Re: Login Shell/Profile: Stop the Madness

From: Daniel B. (REMOVEdanielTHIS_at_fgm.com)
Date: 08/23/04

  • Next message: John Fleming: "Software RAID using Sarge Installer"
    Date: Mon, 23 Aug 2004 16:35:21 -0400
    To: Michael Graham <oobermick@yahoo.co.uk>
    
    

    Michael Graham wrote:

    > Daniel wrote:
    >
    >>It would be sensible if logging in via a display manager included
    >>the same shell login initialization that logging in on a virtual
    >>console performed. (Or via telnet, rlogin, ssh, etc.)
    > ...
    > Why should logging into X have the same behaviour as running a bash (or
    > whatever) login?

    Because both are methods of logging in.

    Obviously, not all of the behavior should be the same (e.g., both GUI
    or both text).

    However, they are both methods of logging in. (Look at the wording
    of your question--both the X case and the bash case involve forms of
    "log in.")

    Since both are methods of logging in, the behavior related to logging
    in should be the same. (For example, they both accept the same sets
    of pairs of usernames/passwords; you don't normally have different
    user names for console login vs. display-manager login.)

    Another standard Unix part of "behavior related to logging in" is
    setting environment variables to login-time defaults. NOTE: This
    doesn't only (and doesn't necessarily) involve a shell--PAM reads
    /etc/environment and sets environment variables before any
    (traditional) shell is started.

    > When you log in to a console (Or via telnet, rlogin,
    > ssh, etc.) you are just running a login shell, but X is not a shell.

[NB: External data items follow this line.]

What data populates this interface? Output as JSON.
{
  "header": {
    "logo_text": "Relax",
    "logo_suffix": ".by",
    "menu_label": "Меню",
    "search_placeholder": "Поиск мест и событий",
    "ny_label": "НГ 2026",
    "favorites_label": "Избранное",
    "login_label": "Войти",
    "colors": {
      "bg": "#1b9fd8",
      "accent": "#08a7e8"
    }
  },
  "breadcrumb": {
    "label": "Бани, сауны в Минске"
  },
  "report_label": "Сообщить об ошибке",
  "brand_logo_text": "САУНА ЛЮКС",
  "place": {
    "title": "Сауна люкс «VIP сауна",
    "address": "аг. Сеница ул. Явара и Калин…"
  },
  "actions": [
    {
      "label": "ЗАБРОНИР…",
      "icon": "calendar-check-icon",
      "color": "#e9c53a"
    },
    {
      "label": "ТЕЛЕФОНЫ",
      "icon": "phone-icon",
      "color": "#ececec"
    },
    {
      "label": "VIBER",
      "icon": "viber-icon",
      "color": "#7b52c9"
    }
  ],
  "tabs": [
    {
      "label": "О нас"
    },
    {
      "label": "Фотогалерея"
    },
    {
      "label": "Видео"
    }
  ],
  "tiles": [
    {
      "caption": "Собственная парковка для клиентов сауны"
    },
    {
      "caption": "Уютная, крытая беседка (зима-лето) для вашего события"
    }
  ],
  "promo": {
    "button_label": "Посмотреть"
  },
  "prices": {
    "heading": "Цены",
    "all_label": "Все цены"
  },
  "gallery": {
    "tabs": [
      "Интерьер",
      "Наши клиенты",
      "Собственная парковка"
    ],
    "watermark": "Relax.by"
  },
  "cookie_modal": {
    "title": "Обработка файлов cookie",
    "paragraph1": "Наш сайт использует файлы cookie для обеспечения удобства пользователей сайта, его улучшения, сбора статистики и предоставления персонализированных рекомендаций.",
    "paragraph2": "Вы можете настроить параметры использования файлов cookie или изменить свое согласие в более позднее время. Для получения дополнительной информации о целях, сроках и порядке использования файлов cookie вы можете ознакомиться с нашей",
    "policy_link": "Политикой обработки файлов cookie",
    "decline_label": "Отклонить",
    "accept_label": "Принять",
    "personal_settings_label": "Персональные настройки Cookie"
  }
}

    Actually, it is a form of shell. X (or, rather, the window manager
    and desktop environment) is what the user interacts with to run
    other programs. That's the essence of a shell. (MS Windows is
    sometimes called a graphical shell.)

    However, even ignoring that wider definition of shell with which
    you might not agree, traditional shells are still involved when
    you log in via a display manager. If you open xterm windows,
    they're running traditional shell subprocesses, with environment
    variables inherited from somewhere.

    If you log in on a console into a single, conventional shell
    process, PAM applies the /etc/enviroment settings to some process
    and then runs your chosen (traditional) shell, which applies its
    environment settings. You can modify the environment, and if you
    spawn a subshell, the current environment is inherited by the
    subshell's process.

    Even in graphical mode, subshells (e.g., in xtem windows) should
    work similarly:
    - Any pre-shell login-time environment settings (e.g., from
       /etc/environment) should have been applied. (I _think_ this
       part already works.)
    - Any login-time shell environment settings for the user's
       selected interactive shell should have been applied (e.g.,
       .bash_profile) (implemented by running that shell, or course).
    - The xterm subshells will inherit current environment variable
       settings from whatever window-manager or desktop-environment
       process spawns the xterm process. The xterm process's
       environment should reflect the pre-shell and login-shell
       environment settings.

       (Ideally, that spawning process would let you change environment
       variables just like any traditional interactive shell lets you
       do, so that then you launch new processes (whether shells in xterms
       or any graphical program), you can control their environment
       setings.)

    > Now if you where saying that there should a mechanism for setting
    > environment variable at a user level that was independent of the method
    > of login then I would agree but ~/.profile ~/.bash_profile or ~/.login
    > is not the place for these as they are used already and have
    > well-defined jobs

    Yes, there are two levels here, but I think both should work the
    same when logging in on a console, logging in on a console and using
    startx, or logging in via a display manager.